Dibble, 47, graduated from high school in the Minneapolis suburb of Apple Valley and came out in college. He cut his teeth politically in the late 1980s as a member of the Minnesota chapter of ACT UP, a gay civil rights group that engaged in civil disobedience out of anger toward government neglect of AIDS and HIV sufferers. He got an early chance to join the establishment from Clark, who tapped him to run one of her re-election campaigns.
“I pulled him from street politics,” she said. Dibble was elected to the House in 2000, and in 2002 to the state Senate. He holds the southwest Minneapolis seat once occupied by the late Allan Spear, who in 1974 became one of the very first U.S. elected officials to come out of the closet.
While Dibble’s district includes many of the city’s trendiest neighborhoods, Clark’s just to the east is marked by public housing towers and large populations of new immigrants.
“She is a huge, huge voice for the poor and the disenfranchised and the dispossessed,” Dibble said. But she continued through her career to make a mark for gay rights: During former Republican Gov. Tim Pawlenty’s 2006 State of the State speech, Clark stood up on the House floor and turned her back to the governor as he endorsed a constitutional ban on gay marriage.

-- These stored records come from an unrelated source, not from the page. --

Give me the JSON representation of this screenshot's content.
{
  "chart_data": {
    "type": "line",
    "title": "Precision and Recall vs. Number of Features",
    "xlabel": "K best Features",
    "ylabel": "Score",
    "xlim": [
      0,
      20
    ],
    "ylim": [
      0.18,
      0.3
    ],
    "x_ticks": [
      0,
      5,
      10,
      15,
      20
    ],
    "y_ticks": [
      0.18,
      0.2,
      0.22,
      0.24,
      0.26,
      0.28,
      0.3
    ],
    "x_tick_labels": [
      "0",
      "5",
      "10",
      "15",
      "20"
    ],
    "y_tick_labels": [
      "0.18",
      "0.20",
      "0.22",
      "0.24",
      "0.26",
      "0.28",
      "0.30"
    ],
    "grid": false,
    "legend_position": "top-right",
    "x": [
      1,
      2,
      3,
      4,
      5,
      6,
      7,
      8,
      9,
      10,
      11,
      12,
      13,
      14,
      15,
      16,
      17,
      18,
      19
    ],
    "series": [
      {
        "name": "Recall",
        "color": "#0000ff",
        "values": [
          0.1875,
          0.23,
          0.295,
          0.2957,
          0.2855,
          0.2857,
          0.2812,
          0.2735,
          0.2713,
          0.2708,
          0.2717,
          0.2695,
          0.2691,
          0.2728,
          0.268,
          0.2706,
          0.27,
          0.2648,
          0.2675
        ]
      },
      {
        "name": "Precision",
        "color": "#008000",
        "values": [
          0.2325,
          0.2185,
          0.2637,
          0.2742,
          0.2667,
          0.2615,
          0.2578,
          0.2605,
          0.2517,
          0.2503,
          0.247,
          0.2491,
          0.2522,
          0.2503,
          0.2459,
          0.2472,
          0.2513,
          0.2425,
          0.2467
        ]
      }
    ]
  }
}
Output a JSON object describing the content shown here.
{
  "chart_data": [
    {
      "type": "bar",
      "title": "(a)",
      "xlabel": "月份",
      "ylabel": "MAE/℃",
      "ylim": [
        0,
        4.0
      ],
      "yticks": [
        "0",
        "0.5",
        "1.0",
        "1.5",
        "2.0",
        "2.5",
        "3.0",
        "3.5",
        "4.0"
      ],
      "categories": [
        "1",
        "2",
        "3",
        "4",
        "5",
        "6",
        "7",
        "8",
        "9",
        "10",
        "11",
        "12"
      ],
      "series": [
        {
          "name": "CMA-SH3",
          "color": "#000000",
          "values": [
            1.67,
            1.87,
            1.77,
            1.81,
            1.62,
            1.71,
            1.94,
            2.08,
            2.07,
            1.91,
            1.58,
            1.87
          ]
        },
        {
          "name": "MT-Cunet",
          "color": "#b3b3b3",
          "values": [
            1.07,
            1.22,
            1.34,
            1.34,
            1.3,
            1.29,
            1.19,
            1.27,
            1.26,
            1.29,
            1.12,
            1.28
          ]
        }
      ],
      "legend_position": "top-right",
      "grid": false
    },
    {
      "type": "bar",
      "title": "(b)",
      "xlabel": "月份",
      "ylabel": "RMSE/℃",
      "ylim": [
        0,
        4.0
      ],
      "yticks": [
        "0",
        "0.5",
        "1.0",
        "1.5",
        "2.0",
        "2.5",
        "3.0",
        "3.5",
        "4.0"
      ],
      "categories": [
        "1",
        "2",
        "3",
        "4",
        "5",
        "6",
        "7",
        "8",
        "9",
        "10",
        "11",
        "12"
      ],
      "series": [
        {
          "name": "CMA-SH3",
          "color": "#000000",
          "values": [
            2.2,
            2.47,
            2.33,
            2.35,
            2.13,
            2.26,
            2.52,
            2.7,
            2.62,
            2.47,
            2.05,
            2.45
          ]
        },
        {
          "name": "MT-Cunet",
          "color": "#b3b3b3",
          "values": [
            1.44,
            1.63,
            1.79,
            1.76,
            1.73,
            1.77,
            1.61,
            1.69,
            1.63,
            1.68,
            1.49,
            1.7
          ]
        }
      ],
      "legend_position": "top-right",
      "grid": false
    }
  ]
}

Not long after that, the first stirrings of legal same sex marriage started to surface around the country. In 2008, Dibble and his husband, Richard Levya, were married in California, where Levya is still a part-time resident. While a judge later struck down gay marriage in that state, marriages that already occurred were not nullified.
Dibble said they won’t remarry in Minnesota, but will have an affirming ceremony.
But Clark and Jacquelyn Zita, her partner of 24 years, plan to make it official in Minnesota. They haven’t picked a date, but Clark envisioned a wedding on the farm they own north of Minneapolis.
“It will be small, probably just friends and family,” Clark said. “We’re actually very private people.”